The product comes as an add-on module to Seasearcher, its maritime intelligence platform, and gives underwriting and vetting teams a single place to review vessel risk before making decisions, according to Beinsure.
The launch targets a familiar problem in marine insurance. Underwriters and vetters still spend too much time pulling vessel data from separate systems, reviewing reports one by one and then trying to form a view with gaps in the evidence. Lloyd’s List Intelligence estimates that this manual process costs teams around 2 to 4 hours every week.
Vessel Due Diligence brings several risk signals into one operational view, including dry dock status, machinery condition, inspections and port call history.
The product is designed to reduce manual checks, improve consistency across teams and help users defend underwriting or vetting decisions with a clearer data trail.
Instead of moving between different platforms, users see vessel screening information inside Seasearcher. The module brings together incidents, inspections, deficiencies, seizures, arrests, Class data and P&I information in one panel. For underwriters, that matters because vessel condition, ownership signals and operational behaviour often sit across disconnected sources.

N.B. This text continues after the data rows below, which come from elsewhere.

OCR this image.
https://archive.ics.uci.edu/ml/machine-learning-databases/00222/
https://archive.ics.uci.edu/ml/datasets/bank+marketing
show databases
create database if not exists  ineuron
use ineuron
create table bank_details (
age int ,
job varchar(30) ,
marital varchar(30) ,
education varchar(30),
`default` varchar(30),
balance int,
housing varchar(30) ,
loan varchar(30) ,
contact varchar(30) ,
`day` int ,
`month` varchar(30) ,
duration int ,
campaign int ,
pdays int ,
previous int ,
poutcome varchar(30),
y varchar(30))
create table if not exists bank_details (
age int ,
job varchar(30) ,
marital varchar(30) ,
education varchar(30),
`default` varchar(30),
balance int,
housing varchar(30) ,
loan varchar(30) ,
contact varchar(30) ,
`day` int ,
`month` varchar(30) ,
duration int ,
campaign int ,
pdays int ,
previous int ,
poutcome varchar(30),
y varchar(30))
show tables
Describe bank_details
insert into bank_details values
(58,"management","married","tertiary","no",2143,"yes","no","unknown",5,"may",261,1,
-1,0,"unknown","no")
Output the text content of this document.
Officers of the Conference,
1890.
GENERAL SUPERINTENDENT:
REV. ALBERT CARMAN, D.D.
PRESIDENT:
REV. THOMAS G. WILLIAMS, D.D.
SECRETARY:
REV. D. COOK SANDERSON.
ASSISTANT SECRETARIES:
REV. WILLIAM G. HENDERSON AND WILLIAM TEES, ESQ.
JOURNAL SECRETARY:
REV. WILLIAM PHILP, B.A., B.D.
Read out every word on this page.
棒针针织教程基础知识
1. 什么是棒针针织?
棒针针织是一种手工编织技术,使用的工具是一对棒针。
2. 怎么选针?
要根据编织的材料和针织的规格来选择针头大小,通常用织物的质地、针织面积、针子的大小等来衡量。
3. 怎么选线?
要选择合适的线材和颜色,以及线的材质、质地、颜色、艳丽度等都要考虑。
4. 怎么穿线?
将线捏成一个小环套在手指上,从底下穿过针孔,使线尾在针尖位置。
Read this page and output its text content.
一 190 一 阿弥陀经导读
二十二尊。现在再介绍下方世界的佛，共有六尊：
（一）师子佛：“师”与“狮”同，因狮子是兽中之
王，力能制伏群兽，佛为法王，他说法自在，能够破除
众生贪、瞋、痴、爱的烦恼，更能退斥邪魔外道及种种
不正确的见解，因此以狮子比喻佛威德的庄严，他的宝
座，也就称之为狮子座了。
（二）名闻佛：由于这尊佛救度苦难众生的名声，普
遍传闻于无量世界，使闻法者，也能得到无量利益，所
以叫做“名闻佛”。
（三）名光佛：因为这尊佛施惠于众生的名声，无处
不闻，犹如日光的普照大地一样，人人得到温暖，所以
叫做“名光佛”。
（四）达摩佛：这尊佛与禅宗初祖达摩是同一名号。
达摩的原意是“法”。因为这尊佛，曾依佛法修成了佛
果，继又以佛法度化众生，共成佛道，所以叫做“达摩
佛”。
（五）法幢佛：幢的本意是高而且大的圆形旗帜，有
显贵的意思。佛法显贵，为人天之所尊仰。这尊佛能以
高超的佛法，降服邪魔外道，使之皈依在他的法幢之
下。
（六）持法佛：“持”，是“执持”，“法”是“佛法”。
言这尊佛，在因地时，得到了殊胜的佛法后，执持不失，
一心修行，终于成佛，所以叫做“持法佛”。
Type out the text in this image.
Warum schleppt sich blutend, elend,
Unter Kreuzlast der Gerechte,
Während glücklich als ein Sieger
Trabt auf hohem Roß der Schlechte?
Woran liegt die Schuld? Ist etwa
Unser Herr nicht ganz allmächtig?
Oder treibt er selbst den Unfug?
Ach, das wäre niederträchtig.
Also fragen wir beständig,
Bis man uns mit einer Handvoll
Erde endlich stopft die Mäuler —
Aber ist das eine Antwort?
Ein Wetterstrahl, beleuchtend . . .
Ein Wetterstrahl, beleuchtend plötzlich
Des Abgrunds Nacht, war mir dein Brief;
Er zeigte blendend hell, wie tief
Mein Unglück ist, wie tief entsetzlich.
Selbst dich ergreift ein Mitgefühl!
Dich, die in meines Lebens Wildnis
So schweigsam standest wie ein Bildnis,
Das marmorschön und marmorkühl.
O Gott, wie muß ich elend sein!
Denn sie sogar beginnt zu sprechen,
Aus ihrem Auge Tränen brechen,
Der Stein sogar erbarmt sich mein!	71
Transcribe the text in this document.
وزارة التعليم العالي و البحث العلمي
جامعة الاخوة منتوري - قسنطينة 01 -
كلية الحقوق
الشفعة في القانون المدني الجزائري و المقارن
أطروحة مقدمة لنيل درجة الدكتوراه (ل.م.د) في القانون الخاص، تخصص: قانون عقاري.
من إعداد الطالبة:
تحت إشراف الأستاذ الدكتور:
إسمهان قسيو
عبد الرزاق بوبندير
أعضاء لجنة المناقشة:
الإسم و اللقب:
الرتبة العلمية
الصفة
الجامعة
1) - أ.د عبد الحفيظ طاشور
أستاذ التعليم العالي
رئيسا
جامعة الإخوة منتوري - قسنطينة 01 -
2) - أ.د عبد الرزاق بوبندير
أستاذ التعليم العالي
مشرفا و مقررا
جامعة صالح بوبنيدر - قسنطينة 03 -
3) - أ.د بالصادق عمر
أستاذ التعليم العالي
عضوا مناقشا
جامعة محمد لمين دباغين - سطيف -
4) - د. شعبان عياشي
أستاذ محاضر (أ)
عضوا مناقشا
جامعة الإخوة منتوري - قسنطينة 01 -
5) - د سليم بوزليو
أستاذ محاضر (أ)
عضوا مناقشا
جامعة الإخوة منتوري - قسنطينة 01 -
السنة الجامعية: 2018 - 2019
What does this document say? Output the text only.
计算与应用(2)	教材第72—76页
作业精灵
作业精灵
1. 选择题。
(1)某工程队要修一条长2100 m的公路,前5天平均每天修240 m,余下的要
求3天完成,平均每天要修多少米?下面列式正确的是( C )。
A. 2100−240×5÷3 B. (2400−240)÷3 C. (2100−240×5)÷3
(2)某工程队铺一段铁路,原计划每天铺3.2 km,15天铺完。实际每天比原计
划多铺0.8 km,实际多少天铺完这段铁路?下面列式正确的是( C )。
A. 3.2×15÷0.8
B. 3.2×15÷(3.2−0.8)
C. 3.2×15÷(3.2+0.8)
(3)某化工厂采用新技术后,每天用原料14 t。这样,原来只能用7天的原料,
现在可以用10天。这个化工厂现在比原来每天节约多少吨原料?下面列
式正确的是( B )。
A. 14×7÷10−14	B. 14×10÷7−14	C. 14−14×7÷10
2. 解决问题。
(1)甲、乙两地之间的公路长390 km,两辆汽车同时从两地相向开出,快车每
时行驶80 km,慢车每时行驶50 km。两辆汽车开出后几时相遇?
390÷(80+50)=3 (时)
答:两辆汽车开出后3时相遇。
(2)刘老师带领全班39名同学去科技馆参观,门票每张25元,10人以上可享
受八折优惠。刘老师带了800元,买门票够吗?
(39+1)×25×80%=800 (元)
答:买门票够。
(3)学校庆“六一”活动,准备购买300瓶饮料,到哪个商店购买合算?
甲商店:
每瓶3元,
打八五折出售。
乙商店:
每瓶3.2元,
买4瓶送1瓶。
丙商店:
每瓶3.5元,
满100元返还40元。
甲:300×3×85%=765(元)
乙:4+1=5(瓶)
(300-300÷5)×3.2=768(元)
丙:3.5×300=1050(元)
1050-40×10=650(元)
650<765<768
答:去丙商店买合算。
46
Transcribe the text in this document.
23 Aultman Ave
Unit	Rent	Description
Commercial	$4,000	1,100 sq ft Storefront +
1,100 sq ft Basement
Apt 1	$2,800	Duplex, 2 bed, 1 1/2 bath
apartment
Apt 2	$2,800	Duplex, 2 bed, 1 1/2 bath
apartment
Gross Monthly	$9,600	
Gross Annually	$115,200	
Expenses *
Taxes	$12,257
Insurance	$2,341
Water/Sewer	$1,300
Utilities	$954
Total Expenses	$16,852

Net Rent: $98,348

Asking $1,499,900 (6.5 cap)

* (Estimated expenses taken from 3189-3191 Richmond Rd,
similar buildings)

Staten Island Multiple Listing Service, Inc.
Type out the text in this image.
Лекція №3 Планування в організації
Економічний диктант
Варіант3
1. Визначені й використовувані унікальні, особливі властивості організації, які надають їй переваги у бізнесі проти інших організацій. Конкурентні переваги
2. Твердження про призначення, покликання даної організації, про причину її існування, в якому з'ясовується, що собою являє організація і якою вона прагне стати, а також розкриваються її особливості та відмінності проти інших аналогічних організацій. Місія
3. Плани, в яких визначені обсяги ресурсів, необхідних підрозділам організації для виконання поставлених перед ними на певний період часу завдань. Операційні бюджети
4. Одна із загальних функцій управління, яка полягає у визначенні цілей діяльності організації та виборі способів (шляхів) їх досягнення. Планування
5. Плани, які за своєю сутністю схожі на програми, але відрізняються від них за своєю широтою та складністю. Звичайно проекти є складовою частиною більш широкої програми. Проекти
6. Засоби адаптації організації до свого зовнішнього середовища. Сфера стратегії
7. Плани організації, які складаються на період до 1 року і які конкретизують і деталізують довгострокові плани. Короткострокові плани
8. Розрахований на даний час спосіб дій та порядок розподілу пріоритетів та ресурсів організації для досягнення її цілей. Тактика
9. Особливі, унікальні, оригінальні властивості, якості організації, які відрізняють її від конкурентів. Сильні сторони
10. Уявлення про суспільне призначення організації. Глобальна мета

The product also adds dry dock visibility, which helps teams identify vessels with higher operational risk. Multi-vessel screening and historic port call analysis support fleet-level reviews, where single-vessel checks often slow the process and make comparisons harder.
Hull risk indicators and behavioural intelligence give users another layer of context beyond compliance screening.
That matters in marine underwriting because a vessel might pass a basic compliance check while still showing operational patterns that raise concerns.
The module also includes audit-ready decision support. Lloyd’s List Intelligence built this feature for teams that need clearer internal records, repeatable screening logic and stronger evidence when explaining why a vessel was accepted, declined or referred for further review.
Vessel Due Diligence marks a real shift for our underwriting and vetting customers – from fragmented data to genuine decision-making support. We built it to mirror how underwriters and vetters actually work, so they can make faster, more defensible calls at scale.
Nicola Marlin, Chief Product Officer at Lloyd’s List Intelligence
According to Beinsure, marine insurers face growing pressure to assess vessel risk faster without weakening underwriting discipline. Sanctions exposure, machinery issues, port history and ownership data all influence the risk view, yet many teams still handle those checks through separate tools and manual review.
Lloyd’s List Intelligence positions the product as part of its wider maritime data and analytics business. The business combines proprietary AIS data, analyst research and technology tools to track global fleets and trade risks.